Pour obtenir des réponses, il convient d’analyser la situation actuelle ainsi que son évolution prévisible. Cette analyse doit porter à la fois sur la chaine de valeur dans son ensemble et sur chacune des fonctions qui la composent. À un niveau encore plus détaillé, elle doit également examiner les processus mis en œuvre au sein de ces fonctions.

Analyse de la chaine de valeur

Dans la chaine de valeur de l’entreprise, le potentiel de prestations et le potentiel humain se combinent au sein d’un ensemble de technologies, d’aptitudes et, plus généralement, de compétences de différentes natures. Lorsqu’une entreprise maîtrise une compétence qui la distingue de ses concurrents, parce qu’elle l’exerce mieux qu’eux, on parle de compétence clé. Dans l’industrie comme dans les entreprises de services, il peut typiquement s’agir de la capacité à développer, fabriquer, vendre ou commercialiser certains produits. C’est dans ces compétences que résident alors les facteurs de succès de l’entreprise.

L’analyse de la chaine de valeur commence par déterminer si une activité doit tout simplement être maintenue. Par exemple, un fabricant d’appareils techniques pourrait décider d’abandonner son activité de pièces de rechange si cette pratique est généralisée dans l’ensemble de la branche.

La deuxième question consiste à déterminer si une activité doit continuer à être réalisée au sein de l’entreprise ou s’il est plus avantageux de l’acquérir auprès d’un prestataire externe, autrement dit de l’externaliser hors de la chaine de valeur de l’entreprise. Dans notre exemple, l’activité de pièces de rechange serait alors confiée au commerce.

Lorsqu’il faut décider entre réalisation interne et recours à un prestataire externe, ce n’est pas la chaine de valeur globale qui change, mais la répartition du travail entre l’entreprise, ses fournisseurs, ses canaux de distribution et ses clients: les frontières de la chaine de valeur sont redéfinies. Une compétence clé ne devrait normalement pas être concernée par une telle décision. À l’inverse, si elle dispose des conditions nécessaires, une entreprise peut intégrer à sa propre chaine de valeur des activités qu’elle n’exerçait jusque-là pas elle-même et les développer jusqu’à en faire de nouvelles compétences clés.

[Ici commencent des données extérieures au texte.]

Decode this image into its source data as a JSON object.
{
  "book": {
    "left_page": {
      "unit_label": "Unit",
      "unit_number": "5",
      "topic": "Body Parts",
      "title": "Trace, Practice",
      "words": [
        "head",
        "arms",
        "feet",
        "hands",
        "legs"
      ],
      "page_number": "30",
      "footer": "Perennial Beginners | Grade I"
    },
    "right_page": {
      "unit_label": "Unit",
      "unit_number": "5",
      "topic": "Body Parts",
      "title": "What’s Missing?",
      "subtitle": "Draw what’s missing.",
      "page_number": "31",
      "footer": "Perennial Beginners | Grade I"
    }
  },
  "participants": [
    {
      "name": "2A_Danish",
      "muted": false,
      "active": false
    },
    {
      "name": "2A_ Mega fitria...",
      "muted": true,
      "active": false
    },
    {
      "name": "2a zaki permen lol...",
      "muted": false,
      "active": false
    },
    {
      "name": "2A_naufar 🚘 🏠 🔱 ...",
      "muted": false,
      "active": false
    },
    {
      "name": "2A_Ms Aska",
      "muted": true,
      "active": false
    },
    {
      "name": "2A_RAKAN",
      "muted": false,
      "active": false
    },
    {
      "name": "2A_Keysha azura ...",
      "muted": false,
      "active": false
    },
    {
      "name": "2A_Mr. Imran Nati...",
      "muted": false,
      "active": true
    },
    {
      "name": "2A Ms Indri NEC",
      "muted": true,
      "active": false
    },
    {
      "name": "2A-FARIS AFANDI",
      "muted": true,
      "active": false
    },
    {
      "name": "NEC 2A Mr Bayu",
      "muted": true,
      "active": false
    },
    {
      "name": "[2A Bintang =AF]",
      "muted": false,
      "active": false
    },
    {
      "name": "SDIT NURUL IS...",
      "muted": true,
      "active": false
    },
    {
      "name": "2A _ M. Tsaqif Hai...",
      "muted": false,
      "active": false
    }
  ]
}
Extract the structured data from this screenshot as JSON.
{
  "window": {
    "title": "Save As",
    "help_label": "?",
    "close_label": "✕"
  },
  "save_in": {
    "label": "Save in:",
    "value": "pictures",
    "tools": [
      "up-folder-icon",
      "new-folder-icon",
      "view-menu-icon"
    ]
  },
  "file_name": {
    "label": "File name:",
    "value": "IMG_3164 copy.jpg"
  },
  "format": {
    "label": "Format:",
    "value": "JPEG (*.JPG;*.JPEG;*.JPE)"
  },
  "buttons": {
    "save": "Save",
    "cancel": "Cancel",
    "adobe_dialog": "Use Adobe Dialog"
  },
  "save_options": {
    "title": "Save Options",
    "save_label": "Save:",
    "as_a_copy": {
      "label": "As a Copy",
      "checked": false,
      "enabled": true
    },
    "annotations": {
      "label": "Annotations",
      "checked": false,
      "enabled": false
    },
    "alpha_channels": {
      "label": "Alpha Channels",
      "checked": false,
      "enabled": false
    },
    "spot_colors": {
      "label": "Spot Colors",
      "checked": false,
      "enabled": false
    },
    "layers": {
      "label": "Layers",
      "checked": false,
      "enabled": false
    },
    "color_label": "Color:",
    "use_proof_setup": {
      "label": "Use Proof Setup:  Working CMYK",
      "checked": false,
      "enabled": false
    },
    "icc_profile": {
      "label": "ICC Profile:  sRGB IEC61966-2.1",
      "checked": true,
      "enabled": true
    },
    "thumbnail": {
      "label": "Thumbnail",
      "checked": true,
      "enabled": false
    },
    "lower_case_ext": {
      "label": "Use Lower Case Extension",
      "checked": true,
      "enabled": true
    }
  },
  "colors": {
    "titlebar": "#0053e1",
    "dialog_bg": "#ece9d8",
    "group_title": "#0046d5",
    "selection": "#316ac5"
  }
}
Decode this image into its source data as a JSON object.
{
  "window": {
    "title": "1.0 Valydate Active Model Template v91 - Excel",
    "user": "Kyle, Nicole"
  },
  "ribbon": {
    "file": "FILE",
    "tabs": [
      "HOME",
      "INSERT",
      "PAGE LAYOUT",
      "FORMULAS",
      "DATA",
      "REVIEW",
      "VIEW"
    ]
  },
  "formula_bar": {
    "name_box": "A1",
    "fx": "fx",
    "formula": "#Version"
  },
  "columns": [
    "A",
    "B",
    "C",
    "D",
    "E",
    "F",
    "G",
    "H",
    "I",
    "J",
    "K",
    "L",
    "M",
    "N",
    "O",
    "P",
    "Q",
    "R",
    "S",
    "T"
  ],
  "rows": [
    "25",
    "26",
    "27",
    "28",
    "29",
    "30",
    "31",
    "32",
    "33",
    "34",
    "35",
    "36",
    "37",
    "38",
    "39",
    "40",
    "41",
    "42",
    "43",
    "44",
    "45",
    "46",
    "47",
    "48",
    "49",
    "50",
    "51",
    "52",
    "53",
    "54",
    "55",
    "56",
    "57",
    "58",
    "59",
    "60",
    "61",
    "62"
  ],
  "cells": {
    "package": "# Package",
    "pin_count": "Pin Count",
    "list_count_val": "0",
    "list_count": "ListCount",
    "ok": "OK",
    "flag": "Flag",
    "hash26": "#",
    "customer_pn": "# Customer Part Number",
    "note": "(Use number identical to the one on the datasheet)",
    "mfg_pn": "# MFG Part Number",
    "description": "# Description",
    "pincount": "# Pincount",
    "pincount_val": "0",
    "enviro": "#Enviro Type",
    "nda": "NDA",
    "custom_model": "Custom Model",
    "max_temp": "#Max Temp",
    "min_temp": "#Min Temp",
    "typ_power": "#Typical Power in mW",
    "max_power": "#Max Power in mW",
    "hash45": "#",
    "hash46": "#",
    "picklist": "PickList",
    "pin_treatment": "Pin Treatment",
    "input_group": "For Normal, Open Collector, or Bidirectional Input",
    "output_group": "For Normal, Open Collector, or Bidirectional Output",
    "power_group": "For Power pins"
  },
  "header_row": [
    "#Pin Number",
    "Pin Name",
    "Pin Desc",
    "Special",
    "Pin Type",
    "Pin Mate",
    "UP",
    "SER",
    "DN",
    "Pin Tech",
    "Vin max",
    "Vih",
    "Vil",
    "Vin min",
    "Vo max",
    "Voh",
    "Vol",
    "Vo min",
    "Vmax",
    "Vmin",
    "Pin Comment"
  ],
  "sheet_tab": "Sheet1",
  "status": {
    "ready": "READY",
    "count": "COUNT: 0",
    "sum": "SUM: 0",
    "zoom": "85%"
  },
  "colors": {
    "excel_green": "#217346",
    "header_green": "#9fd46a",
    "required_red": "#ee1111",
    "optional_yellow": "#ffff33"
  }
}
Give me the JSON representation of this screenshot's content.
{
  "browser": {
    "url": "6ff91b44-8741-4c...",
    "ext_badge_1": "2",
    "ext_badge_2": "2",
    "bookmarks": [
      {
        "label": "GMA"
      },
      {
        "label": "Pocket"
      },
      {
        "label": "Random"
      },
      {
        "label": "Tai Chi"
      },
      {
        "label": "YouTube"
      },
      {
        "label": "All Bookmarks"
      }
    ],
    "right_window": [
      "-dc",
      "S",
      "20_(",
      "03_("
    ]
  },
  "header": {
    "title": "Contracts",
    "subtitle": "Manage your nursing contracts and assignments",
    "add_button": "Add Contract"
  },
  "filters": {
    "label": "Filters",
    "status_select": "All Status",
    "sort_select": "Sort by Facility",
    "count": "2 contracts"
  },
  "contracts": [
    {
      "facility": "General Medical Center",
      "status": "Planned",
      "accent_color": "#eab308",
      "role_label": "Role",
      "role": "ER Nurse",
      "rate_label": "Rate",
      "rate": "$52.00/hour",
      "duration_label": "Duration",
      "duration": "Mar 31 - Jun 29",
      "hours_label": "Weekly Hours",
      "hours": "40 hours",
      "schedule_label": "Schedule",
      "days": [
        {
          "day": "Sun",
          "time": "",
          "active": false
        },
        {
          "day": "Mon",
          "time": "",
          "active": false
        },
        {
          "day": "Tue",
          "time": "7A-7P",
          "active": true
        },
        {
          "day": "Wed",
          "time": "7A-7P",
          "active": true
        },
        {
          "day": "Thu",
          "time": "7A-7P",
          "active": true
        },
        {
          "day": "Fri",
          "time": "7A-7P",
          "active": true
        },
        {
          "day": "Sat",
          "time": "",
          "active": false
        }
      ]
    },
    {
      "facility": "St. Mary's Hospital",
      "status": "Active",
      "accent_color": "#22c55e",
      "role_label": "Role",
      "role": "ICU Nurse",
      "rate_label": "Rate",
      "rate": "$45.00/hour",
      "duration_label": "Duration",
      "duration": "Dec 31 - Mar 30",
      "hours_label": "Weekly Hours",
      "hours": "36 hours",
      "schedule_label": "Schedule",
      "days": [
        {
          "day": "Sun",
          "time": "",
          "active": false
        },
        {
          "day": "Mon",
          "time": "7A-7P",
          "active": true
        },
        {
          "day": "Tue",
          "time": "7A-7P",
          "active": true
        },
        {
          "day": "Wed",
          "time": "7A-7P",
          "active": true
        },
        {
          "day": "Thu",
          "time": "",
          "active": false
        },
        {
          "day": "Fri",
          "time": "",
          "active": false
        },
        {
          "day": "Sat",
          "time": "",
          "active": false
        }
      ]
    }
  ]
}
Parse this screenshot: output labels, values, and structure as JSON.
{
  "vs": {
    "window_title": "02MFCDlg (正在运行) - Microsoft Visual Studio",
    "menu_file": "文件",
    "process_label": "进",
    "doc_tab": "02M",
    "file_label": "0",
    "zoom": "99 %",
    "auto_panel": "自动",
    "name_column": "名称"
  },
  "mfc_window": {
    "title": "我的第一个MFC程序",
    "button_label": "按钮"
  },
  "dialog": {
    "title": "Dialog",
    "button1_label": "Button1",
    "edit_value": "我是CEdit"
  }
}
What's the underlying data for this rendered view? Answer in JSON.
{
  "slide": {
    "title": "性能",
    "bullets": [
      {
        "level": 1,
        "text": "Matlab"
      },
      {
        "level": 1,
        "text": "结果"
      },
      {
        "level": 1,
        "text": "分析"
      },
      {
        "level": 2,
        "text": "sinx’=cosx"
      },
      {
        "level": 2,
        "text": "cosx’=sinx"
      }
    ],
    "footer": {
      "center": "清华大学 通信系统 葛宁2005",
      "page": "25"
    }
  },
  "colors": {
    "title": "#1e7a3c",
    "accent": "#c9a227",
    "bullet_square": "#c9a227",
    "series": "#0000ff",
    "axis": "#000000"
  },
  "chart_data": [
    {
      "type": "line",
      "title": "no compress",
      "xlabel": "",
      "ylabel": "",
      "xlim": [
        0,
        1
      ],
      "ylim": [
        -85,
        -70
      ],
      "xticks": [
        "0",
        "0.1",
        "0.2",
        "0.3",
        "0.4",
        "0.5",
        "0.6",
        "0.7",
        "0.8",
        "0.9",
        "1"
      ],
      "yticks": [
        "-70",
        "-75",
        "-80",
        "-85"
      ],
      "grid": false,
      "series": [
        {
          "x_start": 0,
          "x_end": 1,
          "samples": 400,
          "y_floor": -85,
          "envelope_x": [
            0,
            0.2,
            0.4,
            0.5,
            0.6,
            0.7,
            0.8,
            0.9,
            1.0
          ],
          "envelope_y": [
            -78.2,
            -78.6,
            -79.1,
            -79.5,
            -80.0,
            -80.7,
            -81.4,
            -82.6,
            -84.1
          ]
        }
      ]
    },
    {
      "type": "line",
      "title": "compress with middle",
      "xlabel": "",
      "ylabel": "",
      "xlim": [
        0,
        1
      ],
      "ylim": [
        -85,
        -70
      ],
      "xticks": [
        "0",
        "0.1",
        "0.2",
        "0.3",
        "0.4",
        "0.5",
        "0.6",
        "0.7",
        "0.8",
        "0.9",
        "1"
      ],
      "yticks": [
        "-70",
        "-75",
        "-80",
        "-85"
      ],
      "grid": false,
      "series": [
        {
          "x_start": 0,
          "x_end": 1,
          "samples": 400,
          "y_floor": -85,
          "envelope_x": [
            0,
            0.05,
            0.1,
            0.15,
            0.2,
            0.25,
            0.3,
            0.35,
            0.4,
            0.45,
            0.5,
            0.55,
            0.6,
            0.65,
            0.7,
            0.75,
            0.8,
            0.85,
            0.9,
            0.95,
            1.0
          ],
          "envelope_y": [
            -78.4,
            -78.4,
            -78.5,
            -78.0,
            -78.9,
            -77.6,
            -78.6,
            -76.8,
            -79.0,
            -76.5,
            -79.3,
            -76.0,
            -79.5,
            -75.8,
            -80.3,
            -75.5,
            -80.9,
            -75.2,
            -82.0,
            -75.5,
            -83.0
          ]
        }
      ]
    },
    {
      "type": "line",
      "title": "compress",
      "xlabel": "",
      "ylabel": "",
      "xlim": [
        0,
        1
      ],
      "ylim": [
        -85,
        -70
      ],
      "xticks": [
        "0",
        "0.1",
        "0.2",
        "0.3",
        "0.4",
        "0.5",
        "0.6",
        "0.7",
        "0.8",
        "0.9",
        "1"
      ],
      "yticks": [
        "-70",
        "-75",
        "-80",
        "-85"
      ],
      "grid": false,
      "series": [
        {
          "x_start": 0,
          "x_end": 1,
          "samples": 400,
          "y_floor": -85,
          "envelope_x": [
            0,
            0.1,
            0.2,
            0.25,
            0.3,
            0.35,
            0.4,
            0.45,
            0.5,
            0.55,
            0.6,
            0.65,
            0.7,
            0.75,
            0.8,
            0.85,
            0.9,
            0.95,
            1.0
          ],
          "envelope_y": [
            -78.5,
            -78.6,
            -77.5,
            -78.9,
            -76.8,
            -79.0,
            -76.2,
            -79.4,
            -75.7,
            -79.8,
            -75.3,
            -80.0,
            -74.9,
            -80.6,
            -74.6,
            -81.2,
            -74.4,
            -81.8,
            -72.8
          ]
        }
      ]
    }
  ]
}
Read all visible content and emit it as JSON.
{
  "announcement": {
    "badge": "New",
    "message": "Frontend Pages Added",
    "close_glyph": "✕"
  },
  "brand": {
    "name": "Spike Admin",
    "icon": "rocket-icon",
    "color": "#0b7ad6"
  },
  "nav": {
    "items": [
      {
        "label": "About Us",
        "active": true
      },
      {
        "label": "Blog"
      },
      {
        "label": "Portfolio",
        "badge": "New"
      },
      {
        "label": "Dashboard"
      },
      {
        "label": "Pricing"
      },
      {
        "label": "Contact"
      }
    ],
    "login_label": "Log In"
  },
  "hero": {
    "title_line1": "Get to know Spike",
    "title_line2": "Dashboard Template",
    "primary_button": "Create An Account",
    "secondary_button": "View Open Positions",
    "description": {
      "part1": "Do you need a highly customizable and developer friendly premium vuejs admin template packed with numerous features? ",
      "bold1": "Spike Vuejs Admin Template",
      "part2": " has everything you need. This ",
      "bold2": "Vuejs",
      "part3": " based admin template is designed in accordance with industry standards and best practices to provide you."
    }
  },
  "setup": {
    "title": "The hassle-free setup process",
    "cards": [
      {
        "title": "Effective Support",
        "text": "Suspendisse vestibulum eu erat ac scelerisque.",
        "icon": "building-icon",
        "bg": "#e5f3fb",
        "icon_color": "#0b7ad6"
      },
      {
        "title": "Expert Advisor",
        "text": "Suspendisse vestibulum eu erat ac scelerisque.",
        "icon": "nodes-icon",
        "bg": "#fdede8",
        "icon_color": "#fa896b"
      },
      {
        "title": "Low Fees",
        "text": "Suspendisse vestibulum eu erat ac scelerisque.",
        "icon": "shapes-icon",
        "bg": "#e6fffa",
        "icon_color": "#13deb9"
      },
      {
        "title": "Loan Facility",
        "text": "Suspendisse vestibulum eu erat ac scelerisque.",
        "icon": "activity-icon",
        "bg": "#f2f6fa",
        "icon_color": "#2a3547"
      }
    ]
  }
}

Le tableau ci-dessous montre, pour un assureur dommages, quels facteurs de succès peuvent être présents dans les différentes fonctions de sa chaine de valeur et quels prestataires d’externalisation peuvent être envisagés.

Tab. 1: Facteurs de succès et potentiels d’externalisation dans la chaine de valeur d’une compagnie d’assurance

À la première question, qui consiste à déterminer s’il faut maintenir ou abandonner une activité, et à la deuxième, qui consiste à choisir entre recours à un prestataire externe et réalisation en interne, vient s’ajouter une troisième question lorsqu’une entreprise souhaite se lancer dans un nouveau domaine d’activité ou développer un domaine existant. Il faut alors commencer par déterminer quelles fonctions ou activités supplémentaires seront nécessaires.

Une décision au niveau du domaine d’activité ne devrait pas être prise avant cette analyse. On voit ici l’étroite imbrication entre la planification au niveau des domaines d’activité et celle au niveau des fonctions. Pour faciliter la décision, il peut être utile de représenter les différentes chaines de valeur permettant de fournir une prestation identique ou, à tout le moins, comparable. Les différents modèles de prestations de transport aérien en constituent un exemple particulièrement parlant. La chaine de valeur «prestation de transport aérien» à examiner ici et ses différentes activités s’étendent en principe de la vente du billet au traitement des bagages, en passant par les opérations à la porte d’embarquement et l’exploitation du vol.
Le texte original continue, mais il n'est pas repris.